Sin embargo no parece que el voto en el siglo XXI cumpla las expectativas de la ciudadanía. En las democracias más maduras crece el desapego ciudadano a ejercer ese derecho, por cuya consecución otros y otras se dejaron la piel y la vida hace años. La abstención sube de manera escandalosa, mientras los candidatos echan mano de todo tipo de artimañas de propaganda para vender su imagen, aceptan financiación de origen dudoso cuando no abiertamente corrupto y adulan al electorado con demagogias que solo los cínicos soportan sin sonrojo.
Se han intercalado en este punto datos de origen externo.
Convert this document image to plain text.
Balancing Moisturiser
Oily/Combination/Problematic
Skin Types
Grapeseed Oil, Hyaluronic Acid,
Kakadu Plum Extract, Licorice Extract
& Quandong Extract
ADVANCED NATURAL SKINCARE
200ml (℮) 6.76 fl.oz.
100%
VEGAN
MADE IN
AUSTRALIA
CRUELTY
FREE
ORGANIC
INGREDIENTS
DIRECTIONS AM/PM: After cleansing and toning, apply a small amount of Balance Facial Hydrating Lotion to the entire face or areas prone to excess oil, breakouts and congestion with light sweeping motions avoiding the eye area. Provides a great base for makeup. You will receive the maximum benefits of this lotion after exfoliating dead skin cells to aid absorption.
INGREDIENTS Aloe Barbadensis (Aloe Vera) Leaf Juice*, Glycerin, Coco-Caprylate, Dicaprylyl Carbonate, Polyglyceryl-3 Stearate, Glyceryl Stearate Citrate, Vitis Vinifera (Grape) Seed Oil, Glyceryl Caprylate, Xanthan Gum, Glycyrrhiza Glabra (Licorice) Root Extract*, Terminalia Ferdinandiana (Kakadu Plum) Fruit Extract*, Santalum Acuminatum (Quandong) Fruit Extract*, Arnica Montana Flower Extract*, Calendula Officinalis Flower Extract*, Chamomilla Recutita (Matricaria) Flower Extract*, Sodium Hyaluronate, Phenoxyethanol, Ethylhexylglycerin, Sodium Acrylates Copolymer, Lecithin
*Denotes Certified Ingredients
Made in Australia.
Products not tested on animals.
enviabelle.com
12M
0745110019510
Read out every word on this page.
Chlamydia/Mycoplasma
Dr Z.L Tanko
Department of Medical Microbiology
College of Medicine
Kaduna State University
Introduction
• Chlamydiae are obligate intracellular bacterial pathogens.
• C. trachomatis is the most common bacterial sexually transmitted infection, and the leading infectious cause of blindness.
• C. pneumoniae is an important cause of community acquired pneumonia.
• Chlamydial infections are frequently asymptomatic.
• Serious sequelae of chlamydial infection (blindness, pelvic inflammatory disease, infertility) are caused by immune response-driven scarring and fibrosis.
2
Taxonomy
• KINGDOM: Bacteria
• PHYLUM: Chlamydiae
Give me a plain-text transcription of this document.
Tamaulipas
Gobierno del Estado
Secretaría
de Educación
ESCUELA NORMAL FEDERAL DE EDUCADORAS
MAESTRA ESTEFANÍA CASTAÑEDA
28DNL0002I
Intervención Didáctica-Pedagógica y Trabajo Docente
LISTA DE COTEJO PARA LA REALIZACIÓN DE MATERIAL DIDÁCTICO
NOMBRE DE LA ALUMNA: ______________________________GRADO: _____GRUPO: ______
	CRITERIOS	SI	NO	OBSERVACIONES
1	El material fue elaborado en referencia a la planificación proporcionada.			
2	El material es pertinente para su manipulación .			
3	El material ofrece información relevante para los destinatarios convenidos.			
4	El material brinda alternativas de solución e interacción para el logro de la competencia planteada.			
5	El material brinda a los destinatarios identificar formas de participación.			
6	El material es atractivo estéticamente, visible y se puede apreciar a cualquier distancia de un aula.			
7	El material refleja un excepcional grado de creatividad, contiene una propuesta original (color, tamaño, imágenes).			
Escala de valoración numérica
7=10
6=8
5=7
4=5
Una vez en sus escaños, ministerios, consejerías y ayuntamientos, esos ´representantes´ gobiernan y hablan en nuestro nombre, pero a la gente cada vez le cuesta más reconocerse en lo que dicen y hacen. Se discute sobre las causas del creciente desapego de los electores hacia el ejercicio del voto y se apuntan las más dispares, desde el individualismo egoísta de los habitantes de las sociedades ricas, hasta la corrupción generalizada de la clase política instalada en ellas. Lo cierto es que se ha olvidado algo básico: que «los Gobiernos deben ser de la gente, por la gente y para la gente», como dice Annie Leonard, autora del conocido y lúcido vídeo La historia de las cosas.
La terrible crisis económica en que estamos sumidos ha despertado muchas conciencias. Hemos visto atónitos cómo nuestros gobernantes están tomando decisiones contra nosotros, están empeorando nuestras vidas al obedecer el dictado de ´los mercados´ y olvidar los compromisos electorales que ganaron nuestro voto. En los papeles de Wikileaks hemos constatado, además, que los grandes valores democráticos son una simple careta de conveniencia para el ejercicio del poder. La política al desnudo resulta un crudo espectáculo, que solo nos merecería desprecio si no fuera nuestro verdugo. Esta crisis es también política: parece que hoy el valor del voto no es mayor que el de su papeleta.
Pero un sentimiento reivindicativo del protagonismo de la ´gente´ en la política está despertando. No tenemos que ir muy lejos para vivirlo colectivamente y sumarnos con alegría a su onda expansiva; basta con caminar en manifestación por la Gran Vía de Murcia junto con miles de ciudadanos; basta con decir bien alto que los recortes en los servicios públicos se traducirán en un futuro peor para todos, y basta con entrar en Facebook para compartir y fortalecer ideas, proyectos y decisiones de activismo ciudadano.
En Murcia, y en otros muchos lugares, los ciudadanos no quieren mirar pasivamente el deterioro social, y están pasando a la acción para cumplir el deber de velar por sus derechos. Ahora la ciudadanía ha empezado a reclamar transparencia, participación y rendición de cuentas a sus representantes políticos entre voto y voto.
(*) Miembro del Foro Ciudadano
2 comentarios:
Falla el sistema en sí mismo, que requiere una profunda reforma para dejar de ser una oligocracia pseudodemocrática con un jefe de estado que impuso un dictador antes de morirse.
Dispersen su voto, tanto pp, como psoe necesitan una gran regeneración, y los ciudadanos necesitamos medidas urgentes ya. Casi cientocincuentamil parados en la región, de momento no hay futuro, ni claro, ni definido.